Today is a birthday of a very good friend of mine, M.D., a founder and a passionate developer of the Natural Math website. As a birthday gift she asked to tell a story related to ‘mathematics in your life’. Such requests usually throw me in a panic state of mind, since “What on Earth I can tell on mathematics?” At that very moment, though, I was sorting out the pictures I made during our summer trip to Switzerland, and suddenly I bumped into one of them, from my epic summit to Mt. Ferret [it is described here in Russian, I have to translate it to English one day] – see it also above.
The ‘mathematical’ question here is – what do you think is a degree of this wall? Perhaps, position from which I made this picture does not give a chance for accurate, so let’s have a look at the side view (the above slope is the right one).

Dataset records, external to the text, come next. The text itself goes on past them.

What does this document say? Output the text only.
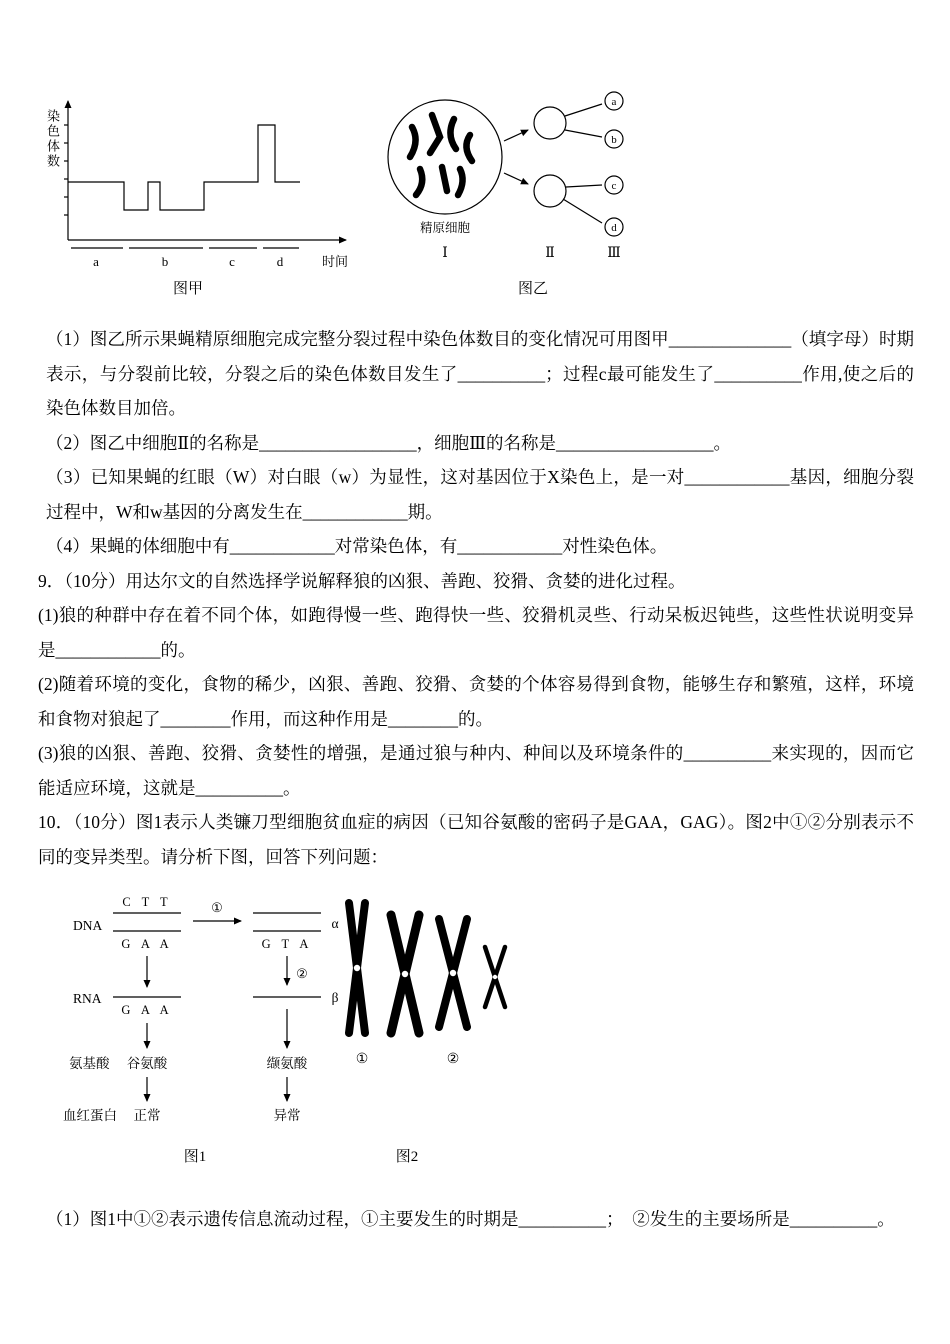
染色体数
a	b	c	d	时间
图甲
a
b
c
d
精原细胞
Ⅰ	Ⅱ	Ⅲ
图乙

（1）图乙所示果蝇精原细胞完成完整分裂过程中染色体数目的变化情况可用图甲______________（填字母）时期表示，与分裂前比较，分裂之后的染色体数目发生了__________；过程c最可能发生了__________作用,使之后的染色体数目加倍。

（2）图乙中细胞Ⅱ的名称是__________________，细胞Ⅲ的名称是__________________。

（3）已知果蝇的红眼（W）对白眼（w）为显性，这对基因位于X染色上，是一对____________基因，细胞分裂过程中，W和w基因的分离发生在____________期。

（4）果蝇的体细胞中有____________对常染色体，有____________对性染色体。

9．（10分）用达尔文的自然选择学说解释狼的凶狠、善跑、狡猾、贪婪的进化过程。

(1)狼的种群中存在着不同个体，如跑得慢一些、跑得快一些、狡猾机灵些、行动呆板迟钝些，这些性状说明变异是____________的。

(2)随着环境的变化，食物的稀少，凶狠、善跑、狡猾、贪婪的个体容易得到食物，能够生存和繁殖，这样，环境和食物对狼起了________作用，而这种作用是________的。

(3)狼的凶狠、善跑、狡猾、贪婪性的增强，是通过狼与种内、种间以及环境条件的__________来实现的，因而它能适应环境，这就是__________。

10．（10分）图1表示人类镰刀型细胞贫血症的病因（已知谷氨酸的密码子是GAA，GAG）。图2中①②分别表示不同的变异类型。请分析下图，回答下列问题：

DNA
RNA
氨基酸
血红蛋白
C T T
G A A
①
α
G T A
②
G A A
β
谷氨酸	缬氨酸
正常	异常
图1
①	②
图2

（1）图1中①②表示遗传信息流动过程，①主要发生的时期是__________；　②发生的主要场所是__________。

40 degrees? 45 degrees maximum, you say. Not that much even.

When I was crawling down from the top (following the route roughly drawn above), I felt it is next to a vertical! This reminds me an old joke well-known among climbers:
45 degrees – Vertical
50 degrees – Absolutely vertical, sir!
55 degrees – Overhanging!!
How comes that when we evaluate the steepness of the slopes from a distance (i.e., similar to the figures drawn in the notebook), they look much flatter compared to a full-flesh measurement, when entire body is involved, like when we climb, laddering, even simply walk over a slope? There seem to be a very different mathematics when our entire body involved, not only eyes.